Zu Beginn des Jahres 2021 lagen die monatlichen Ausgaben konstant zwischen 20 und 40 Milliarden US-Dollar. Die Einnahmen aus dem Öl- und Gasgeschäft sowie aus anderen Quellen waren relativ stabil und vergleichbar. Im Laufe des Jahres 2022 stiegen die Ausgaben deutlich an, insbesondere im Januar und Mai, als sie Spitzenwerte von über 60 Milliarden US-Dollar erreichten. Gleichzeitig waren die Einnahmen aus Öl und Gas volatil, wiesen aber insgesamt einen Aufwärtstrend auf.

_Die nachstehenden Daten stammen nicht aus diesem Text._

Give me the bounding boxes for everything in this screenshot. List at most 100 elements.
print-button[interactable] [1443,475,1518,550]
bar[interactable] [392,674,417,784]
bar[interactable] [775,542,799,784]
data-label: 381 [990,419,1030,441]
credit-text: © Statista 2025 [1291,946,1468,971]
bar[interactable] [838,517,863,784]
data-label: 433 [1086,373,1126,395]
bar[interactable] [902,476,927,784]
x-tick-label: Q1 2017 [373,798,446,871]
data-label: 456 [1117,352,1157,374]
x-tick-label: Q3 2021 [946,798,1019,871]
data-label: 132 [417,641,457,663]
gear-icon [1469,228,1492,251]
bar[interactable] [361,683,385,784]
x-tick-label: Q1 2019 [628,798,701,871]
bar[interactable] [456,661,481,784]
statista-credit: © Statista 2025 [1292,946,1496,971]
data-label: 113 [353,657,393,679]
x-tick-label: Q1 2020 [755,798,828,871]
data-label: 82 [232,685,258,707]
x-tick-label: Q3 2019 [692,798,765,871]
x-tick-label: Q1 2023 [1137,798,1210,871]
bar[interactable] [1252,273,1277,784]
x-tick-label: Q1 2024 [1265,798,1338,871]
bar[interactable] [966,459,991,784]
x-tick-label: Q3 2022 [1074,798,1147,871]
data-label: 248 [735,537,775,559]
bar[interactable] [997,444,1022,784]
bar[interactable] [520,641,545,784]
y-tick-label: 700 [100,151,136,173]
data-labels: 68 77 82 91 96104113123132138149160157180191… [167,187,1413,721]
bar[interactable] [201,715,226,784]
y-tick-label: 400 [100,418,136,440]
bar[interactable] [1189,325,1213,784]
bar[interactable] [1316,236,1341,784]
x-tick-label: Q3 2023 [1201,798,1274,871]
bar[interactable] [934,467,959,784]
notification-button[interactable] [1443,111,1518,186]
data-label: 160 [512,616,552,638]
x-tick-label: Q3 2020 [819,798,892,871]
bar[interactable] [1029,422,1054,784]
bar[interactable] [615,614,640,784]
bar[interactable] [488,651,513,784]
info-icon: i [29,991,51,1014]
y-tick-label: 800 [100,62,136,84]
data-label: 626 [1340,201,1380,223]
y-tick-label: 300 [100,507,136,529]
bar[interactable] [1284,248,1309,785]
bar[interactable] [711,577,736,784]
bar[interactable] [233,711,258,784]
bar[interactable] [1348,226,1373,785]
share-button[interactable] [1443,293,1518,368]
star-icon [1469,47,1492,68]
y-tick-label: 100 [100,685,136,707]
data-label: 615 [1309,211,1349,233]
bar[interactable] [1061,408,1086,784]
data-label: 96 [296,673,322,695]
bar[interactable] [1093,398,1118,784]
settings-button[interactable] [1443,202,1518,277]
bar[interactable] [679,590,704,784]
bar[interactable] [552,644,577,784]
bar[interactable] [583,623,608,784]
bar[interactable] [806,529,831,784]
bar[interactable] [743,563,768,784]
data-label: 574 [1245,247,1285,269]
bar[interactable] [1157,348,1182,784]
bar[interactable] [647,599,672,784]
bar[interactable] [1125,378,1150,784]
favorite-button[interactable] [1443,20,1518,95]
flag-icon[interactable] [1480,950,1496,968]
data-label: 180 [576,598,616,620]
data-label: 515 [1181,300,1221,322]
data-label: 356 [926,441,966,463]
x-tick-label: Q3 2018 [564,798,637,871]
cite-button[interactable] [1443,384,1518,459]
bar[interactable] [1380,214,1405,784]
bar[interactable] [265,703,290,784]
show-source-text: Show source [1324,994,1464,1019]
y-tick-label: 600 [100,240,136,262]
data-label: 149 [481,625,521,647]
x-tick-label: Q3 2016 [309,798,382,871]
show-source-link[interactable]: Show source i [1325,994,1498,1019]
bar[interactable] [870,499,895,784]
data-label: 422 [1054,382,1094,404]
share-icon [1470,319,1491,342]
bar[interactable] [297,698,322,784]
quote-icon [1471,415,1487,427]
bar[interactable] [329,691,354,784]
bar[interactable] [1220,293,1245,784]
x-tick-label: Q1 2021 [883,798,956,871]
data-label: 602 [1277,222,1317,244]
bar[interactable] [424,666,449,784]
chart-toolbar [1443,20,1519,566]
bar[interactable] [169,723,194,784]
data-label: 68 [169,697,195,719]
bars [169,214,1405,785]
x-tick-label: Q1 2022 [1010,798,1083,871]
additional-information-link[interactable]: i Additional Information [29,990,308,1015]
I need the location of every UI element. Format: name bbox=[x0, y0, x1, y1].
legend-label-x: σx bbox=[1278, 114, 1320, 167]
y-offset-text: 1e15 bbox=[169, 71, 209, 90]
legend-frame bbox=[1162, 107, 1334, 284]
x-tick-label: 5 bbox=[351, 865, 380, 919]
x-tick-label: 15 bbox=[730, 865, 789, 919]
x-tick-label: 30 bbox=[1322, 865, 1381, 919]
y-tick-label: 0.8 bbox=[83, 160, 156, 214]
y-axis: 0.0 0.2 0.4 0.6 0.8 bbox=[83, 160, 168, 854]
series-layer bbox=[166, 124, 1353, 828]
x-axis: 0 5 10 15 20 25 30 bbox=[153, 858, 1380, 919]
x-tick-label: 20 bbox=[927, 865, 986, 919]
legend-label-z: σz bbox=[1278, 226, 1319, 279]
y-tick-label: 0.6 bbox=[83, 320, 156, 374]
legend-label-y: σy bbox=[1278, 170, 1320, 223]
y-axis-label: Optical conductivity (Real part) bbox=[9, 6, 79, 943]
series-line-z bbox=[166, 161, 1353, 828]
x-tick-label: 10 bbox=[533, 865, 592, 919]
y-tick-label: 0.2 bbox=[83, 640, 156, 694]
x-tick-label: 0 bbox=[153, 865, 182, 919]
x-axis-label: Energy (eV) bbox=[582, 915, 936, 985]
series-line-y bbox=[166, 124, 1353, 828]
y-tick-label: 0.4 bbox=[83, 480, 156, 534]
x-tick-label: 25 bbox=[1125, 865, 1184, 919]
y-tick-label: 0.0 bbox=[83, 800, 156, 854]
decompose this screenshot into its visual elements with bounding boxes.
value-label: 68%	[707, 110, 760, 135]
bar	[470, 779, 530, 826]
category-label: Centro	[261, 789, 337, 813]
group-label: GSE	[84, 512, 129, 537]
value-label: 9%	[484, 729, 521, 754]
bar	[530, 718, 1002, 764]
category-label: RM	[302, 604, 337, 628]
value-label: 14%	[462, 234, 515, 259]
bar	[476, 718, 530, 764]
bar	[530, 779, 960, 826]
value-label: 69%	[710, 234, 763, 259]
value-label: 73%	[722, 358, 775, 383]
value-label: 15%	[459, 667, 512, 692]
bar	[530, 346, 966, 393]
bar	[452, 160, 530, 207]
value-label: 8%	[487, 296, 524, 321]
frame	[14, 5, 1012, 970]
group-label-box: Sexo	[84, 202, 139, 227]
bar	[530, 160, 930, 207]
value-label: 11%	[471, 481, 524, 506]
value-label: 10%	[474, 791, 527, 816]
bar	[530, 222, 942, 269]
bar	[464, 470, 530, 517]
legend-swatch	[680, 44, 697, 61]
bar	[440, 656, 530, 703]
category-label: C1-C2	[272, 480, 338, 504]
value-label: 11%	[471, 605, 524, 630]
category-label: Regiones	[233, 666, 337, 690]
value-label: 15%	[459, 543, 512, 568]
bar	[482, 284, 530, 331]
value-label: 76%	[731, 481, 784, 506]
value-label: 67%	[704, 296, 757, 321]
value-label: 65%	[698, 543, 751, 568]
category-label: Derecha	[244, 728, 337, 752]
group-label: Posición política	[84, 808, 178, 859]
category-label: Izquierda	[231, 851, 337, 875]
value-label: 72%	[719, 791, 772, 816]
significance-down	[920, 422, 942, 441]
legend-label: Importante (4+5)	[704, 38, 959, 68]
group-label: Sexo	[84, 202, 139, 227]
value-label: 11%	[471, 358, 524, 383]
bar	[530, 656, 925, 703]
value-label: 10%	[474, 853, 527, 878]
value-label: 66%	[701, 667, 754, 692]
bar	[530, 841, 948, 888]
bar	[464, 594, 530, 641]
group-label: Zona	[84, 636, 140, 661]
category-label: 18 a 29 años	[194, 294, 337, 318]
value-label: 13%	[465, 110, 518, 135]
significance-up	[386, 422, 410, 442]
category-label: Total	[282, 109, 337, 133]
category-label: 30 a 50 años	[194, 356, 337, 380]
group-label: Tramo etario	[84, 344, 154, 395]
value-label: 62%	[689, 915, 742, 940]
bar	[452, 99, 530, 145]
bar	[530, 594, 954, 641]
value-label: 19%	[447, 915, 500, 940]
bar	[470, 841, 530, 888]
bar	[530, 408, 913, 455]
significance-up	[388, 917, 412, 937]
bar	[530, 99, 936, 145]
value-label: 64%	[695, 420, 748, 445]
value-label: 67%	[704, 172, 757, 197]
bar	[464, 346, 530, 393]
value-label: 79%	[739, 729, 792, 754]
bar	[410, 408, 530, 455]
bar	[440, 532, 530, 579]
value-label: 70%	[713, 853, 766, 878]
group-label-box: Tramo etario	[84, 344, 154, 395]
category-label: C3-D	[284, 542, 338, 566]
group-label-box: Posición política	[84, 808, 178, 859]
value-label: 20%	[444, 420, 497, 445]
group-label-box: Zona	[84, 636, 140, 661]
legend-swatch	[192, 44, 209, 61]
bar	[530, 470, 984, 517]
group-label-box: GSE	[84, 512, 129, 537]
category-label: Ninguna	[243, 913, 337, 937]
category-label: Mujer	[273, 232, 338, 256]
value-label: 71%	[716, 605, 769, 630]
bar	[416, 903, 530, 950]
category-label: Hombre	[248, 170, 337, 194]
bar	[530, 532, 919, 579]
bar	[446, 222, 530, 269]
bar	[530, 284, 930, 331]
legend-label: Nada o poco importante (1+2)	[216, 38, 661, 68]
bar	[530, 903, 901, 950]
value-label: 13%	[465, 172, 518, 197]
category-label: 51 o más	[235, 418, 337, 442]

Ein auffälliger Anstieg der Ausgaben ist im Januar 2023 zu verzeichnen, als die Ausgaben auf über 100 Milliarden US-Dollar anstiegen. Dies war der höchste Wert im betrachteten Zeitraum. Die Einnahmen aus Öl- und Gasverkäufen stiegen in dieser Phase ebenfalls an, blieben aber hinter dem Anstieg der Ausgaben zurück. Im weiteren Verlauf des Jahres 2023 bis März 2024 stabilisierten sich die Ausgaben wieder, blieben aber auf einem hohen Niveau zwischen 40 und 60 Milliarden US-Dollar. Die Einnahmen aus anderen Quellen als Öl blieben relativ konstant, während die Einnahmen aus Öl und Gas weiterhin Schwankungen unterlagen.

Sanktionen haben wenig Einfluss

„Die Wirtschaft des Landes wächst angesichts des Rüstungsbooms momentan kräftig, allerdings wirken die Sanktionen langfristig wie ein schleichendes Gift“, fasst Vasily Astrov, Russland-Experte des wiiw die Studienergebnisse zusammen.

Das Projekt wurde vom Wiener Institut für Internationale Wirtschaftsvergleiche (wiiw) in Zusammenarbeit mit dem Kieler Institut für Weltwirtschaft (IfW), dem Münchner ifo-Institut und dem Österreichischen Institut für Wirtschaftsforschung (WIFO) durchgeführt. Die Studie wurde vom Bundesministerium für Wirtschaft und Klimaschutz (BMWK) in Berlin finanziert und hatte eine Laufzeit von Februar 2023 bis April 2024.